No primeiro jogo, o Newell's Old Boys, em casa, foi superior na vitória por 2
a 0. No Independência, poderá ser a vez de o Galo cantar alto.
Não gostei de ver Cuca, no jogo contra o Criciúma, com a camisa com a frase:
"Yes, we C.A.M.", de Clube Atlético Mineiro. O "Yes, we can" se tornou um
chavão, além de passar a ideia de que é quase impossível, quase um milagre. Se
não der, já está explicado. Não é milagre, basta o Atlético-MG jogar como outras
vezes, no Independência. A desvantagem não é de 4 a 0, mas de 2 a 0.
Apesar de parecer óbvio um time crescer em casa, diante de sua torcida, falta
um grande estudo científico, por uma universidade conceituada, para tentar
explicar, nos detalhes, porque uma equipe se agiganta tanto em casa, fica mais
corajosa, enquanto o visitante fica inibido, apático. Antes que um saudosista
diga que, no passado, era diferente, não era.
O gramado é importante, ainda mais se for ruim. O time da casa conhece
montinhos artilheiros e buracos, abertos ou tampados com areia, como o novo
estádio de Brasília, de mais de R$ 1 bilhão.
Uma vergonha. André Kfouri escreveu em sua coluna no "Lance!" que nada
funcionou no estádio, no jogo Flamengo x Coritiba. Padrão Fifa, só na Copa. O
torcedor do Brasileirão que se dane.
Existem ainda pequenos problemas, que, quando se somam, prejudicam o
visitante. Um centroavante do Cruzeiro, nos anos 1960, só fazia gols se, na
véspera, se encontrasse com a amada, em uma casa de prostituição.
Outro só viajava se levasse seu travesseiro. Alguns não dormem bem em cama de
hotel. Imagine hoje se um atleta esquecer o pequeno computador ou os enormes
fones que colocam nos ouvidos.
O ser humano, quando sai da rotina ou é invadido por emoções diferentes, que
vêm do fundo da alma, se sente em perigo. Para evitar isso, prefere repetir,
racionalizar, sublimar e reprimir. Somos um animal de hábitos, racionais e
irracionais.
Sucesso e fracasso
Ganhar mais ou ganhar menos não deveria ser o único parâmetro importante para
se analisar um treinador. É simplificar demais dizer que um técnico foi um
sucesso, quando o time ganha, e um fracasso, quando perde.

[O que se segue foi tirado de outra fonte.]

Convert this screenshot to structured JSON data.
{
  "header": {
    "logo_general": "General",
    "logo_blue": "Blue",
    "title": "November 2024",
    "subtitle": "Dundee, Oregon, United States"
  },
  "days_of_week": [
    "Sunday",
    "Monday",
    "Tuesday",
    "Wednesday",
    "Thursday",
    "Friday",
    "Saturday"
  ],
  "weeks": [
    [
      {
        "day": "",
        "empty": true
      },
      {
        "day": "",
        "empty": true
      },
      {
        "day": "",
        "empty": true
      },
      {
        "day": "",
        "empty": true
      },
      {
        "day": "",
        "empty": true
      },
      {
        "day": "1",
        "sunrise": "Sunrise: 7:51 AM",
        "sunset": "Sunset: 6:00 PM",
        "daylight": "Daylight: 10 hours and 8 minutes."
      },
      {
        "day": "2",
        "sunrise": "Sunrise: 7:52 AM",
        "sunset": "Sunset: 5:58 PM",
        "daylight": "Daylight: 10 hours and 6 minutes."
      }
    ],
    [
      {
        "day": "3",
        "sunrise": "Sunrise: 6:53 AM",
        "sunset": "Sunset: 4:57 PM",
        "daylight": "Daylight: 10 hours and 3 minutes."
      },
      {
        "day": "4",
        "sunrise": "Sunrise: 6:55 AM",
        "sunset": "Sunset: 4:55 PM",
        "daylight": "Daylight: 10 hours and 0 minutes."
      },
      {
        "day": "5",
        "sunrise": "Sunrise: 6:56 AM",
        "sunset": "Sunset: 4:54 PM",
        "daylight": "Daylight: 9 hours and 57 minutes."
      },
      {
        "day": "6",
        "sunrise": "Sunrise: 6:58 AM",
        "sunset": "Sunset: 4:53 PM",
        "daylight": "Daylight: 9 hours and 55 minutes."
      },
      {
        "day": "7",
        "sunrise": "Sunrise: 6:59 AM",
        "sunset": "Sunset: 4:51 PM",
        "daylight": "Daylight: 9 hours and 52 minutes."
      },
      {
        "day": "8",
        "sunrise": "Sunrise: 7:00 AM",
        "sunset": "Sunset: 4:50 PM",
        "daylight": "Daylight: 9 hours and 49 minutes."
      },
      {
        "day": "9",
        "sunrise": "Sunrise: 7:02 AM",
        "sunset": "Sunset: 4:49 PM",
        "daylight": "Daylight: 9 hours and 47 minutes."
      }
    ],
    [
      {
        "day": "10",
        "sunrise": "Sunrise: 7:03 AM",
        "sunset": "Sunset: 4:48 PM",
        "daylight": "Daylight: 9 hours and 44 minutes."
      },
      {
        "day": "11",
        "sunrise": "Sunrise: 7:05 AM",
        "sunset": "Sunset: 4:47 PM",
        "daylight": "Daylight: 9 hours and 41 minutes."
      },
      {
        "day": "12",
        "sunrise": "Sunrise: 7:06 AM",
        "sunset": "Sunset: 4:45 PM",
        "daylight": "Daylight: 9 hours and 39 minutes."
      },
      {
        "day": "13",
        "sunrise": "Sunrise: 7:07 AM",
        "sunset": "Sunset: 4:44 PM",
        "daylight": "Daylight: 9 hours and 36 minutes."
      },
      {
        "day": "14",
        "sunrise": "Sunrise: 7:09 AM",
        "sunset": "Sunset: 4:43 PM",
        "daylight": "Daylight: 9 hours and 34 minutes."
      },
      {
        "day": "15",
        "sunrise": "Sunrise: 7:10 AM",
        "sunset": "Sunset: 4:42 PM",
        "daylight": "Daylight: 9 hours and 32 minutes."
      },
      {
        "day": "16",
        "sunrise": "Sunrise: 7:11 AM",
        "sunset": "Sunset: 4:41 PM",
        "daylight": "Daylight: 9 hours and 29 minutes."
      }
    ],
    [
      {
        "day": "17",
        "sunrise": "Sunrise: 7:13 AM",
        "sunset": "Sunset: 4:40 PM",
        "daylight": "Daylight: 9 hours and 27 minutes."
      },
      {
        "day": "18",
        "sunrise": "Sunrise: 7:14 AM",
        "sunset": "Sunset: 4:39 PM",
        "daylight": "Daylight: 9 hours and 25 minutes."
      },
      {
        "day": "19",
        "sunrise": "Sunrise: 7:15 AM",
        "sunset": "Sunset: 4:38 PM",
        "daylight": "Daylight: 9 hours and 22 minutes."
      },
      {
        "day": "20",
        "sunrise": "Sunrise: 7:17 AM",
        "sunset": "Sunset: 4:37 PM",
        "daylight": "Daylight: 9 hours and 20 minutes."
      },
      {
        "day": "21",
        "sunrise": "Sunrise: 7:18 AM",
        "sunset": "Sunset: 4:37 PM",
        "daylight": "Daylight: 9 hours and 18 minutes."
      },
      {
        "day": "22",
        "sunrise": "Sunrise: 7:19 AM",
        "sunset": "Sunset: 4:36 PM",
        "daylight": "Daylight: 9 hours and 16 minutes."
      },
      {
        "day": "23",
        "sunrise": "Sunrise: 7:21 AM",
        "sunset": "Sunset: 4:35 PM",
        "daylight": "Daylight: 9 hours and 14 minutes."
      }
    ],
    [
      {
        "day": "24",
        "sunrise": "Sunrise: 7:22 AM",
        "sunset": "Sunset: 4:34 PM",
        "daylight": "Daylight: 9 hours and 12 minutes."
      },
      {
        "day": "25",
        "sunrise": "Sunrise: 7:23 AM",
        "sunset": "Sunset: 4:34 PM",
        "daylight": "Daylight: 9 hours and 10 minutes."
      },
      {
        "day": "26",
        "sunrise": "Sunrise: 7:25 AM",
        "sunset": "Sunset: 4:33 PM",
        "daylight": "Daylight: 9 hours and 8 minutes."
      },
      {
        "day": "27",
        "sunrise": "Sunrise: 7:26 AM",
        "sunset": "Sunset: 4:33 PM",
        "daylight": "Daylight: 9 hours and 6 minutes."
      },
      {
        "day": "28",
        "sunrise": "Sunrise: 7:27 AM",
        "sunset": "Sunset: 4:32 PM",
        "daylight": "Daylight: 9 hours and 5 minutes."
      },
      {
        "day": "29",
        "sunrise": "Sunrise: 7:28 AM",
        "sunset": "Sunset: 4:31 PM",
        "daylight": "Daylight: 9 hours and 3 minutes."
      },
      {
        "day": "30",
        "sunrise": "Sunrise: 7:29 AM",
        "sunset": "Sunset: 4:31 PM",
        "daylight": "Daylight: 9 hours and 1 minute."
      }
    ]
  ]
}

Há muitos outros fatores envolvidos. Um treinador, quando ganha um título,
passa a ser pretendido por outros grandes clubes e, com isso, tem mais chances
de ter uma sequência de conquistas.
O mesmo técnico pode ter uma sequência contrária, de vários times fracos e de
derrotas. Existem treinadores que ganham mais títulos que outros de mais
qualidade.
Luxemburgo não era um genial estrategista nem é agora incompetente. Felipão
não estava ultrapassado nem se tornou o maior padrão de referência de alta
qualidade.
Tostão, médico e ex-jogador, é um dos heróis da conquista da Copa do
Mundo de 1970. Afastou-se dos campos devido ao agravamento de um problema de
descolamento da retina. Como comentarista esportivo, colaborou com a TV
Bandeirantes e com a ESPN Brasil. Escreve às quartas e domingos na versão
impressa de "Esporte".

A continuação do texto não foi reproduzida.